Question

A body is projected with a velocity \[{{V}_{1}}\] from the point A as shown in the figure. At the same time another body is projected vertically upwards from B with velocity \[{{V}_{2}}\]. The point B lies vertically below the highest point. For the bodies to collide \[\dfrac{{{V}_{2}}}{{{V}_{1}}}\] should be

A. 2
B. 0.5
C. \[\sqrt{\dfrac{3}{2}}\]
D. 1

Answer 1

Hint:In this question we have been asked to calculate the ratio of velocities of two bodies projected from Points A and B such that their paths intersect and they collide with each other. Now, we know that the particles will only collide when the body projected from point A reaches its maximum height above point B from where the other body is projected vertically upwards.
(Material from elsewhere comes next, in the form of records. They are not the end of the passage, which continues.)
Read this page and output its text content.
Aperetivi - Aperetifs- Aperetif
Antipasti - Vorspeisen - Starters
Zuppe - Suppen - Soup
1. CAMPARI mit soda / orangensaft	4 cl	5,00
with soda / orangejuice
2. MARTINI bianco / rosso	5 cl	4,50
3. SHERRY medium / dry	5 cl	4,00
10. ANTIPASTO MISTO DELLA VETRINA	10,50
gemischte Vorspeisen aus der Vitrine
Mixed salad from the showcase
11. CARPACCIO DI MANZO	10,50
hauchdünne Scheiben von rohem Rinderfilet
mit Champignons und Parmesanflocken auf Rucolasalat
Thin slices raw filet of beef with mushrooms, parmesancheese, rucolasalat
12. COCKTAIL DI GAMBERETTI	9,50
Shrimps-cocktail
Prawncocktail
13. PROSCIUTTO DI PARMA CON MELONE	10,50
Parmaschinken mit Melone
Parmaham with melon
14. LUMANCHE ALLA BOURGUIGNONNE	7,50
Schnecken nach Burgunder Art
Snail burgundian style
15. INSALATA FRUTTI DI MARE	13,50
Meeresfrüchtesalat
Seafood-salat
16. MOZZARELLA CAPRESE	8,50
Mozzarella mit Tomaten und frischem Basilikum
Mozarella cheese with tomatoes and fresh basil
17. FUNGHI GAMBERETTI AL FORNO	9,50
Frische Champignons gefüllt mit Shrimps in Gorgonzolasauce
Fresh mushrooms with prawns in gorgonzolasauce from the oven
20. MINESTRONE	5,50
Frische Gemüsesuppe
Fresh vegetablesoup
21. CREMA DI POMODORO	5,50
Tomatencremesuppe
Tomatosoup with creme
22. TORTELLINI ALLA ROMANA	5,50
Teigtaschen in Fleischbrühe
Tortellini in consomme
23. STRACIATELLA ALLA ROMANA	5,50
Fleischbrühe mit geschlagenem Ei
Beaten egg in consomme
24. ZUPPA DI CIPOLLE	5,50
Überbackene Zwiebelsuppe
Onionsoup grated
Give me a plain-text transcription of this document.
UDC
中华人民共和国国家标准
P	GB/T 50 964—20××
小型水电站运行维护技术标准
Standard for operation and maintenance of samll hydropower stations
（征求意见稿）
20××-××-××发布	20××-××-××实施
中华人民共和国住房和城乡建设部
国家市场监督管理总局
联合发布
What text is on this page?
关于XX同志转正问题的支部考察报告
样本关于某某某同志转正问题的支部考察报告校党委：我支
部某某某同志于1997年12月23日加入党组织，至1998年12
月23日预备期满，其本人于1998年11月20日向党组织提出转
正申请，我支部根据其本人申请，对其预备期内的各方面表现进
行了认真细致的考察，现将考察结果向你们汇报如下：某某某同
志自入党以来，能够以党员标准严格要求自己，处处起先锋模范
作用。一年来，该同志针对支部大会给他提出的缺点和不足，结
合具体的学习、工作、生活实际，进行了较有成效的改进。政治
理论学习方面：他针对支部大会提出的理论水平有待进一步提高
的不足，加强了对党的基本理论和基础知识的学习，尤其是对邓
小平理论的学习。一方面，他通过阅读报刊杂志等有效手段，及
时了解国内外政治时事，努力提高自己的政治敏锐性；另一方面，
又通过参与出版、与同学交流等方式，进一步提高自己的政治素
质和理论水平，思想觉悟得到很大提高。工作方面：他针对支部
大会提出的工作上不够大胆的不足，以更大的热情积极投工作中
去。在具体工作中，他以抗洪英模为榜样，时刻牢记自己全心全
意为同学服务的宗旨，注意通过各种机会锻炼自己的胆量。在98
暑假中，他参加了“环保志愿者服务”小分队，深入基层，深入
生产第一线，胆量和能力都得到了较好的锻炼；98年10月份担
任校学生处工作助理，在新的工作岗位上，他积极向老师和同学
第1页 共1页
Therefore, we will be using the equation of motion to solve this problem.

Complete answer:
As shown in the figure, the body from point A will collide with the particle projected vertically upward from point B, at the maximum height of the projectile, which is given to be above the point B. Now, we know that the vertical distance covered by both points will be equal.
Therefore, we will now calculate the vertical distance travelled by body projected from point A.
We know from equation of motion that,
\[S=ut+\dfrac{1}{2}a{{t}^{2}}\]
Therefore, the vertical distance i.e. distance along y axis will be given by,
\[{{S}_{y}}={{u}_{y}}t+\dfrac{1}{2}{{a}_{y}}{{t}^{2}}\]
Now, we know that for a body in projectile motion the velocity along Y-axis is given as \[{{u}_{y}}={{V}_{1}}\sin 30{}^\circ \], let us assume the maximum height is H
Therefore,
We get,
\[H={{V}_{1}}\sin 30{}^\circ t-\dfrac{1}{2}g{{t}^{2}}\] ……………. (1)
Now, the vertical distance travelled by body projected from point B
Therefore,
\[S=ut+\dfrac{1}{2}a{{t}^{2}}\]
After substituting values
We get,
\[H={{V}_{2}}t-\dfrac{1}{2}g{{t}^{2}}\] ………………. (2)
Now, from (1) and (2)
We can say,
\[{{V}_{1}}\sin 30{}^\circ t-\dfrac{1}{2}g{{t}^{2}}={{V}_{2}}t-\dfrac{1}{2}g{{t}^{2}}\]
Now, we know that if the bodies are to collide the time taken by both the bodies will be equal
Therefore, we can say,
\[{{V}_{1}}\sin 30{}^\circ ={{V}_{2}}\]
Therefore,
\[\dfrac{{{V}_{2}}}{{{V}_{1}}}=\sin 30{}^\circ \]
We know \[\sin 30{}^\circ =\dfrac{1}{2}=0.5\]
Therefore,
\[\dfrac{{{V}_{2}}}{{{V}_{1}}}=0.5\]
Therefore, the correct answer is option B.

Note:
When an object is thrown or projected at some angle with the horizontal, the motion of the object is known as projectile motion. The object is known as the projectile and the path followed by the projectile is known as trajectory. In projectile motion after the body is projected, the body is only subjected to gravitational force. Therefore, after reaching the maximum height in trajectory, the projectile starts descending in a downward curve under gravity.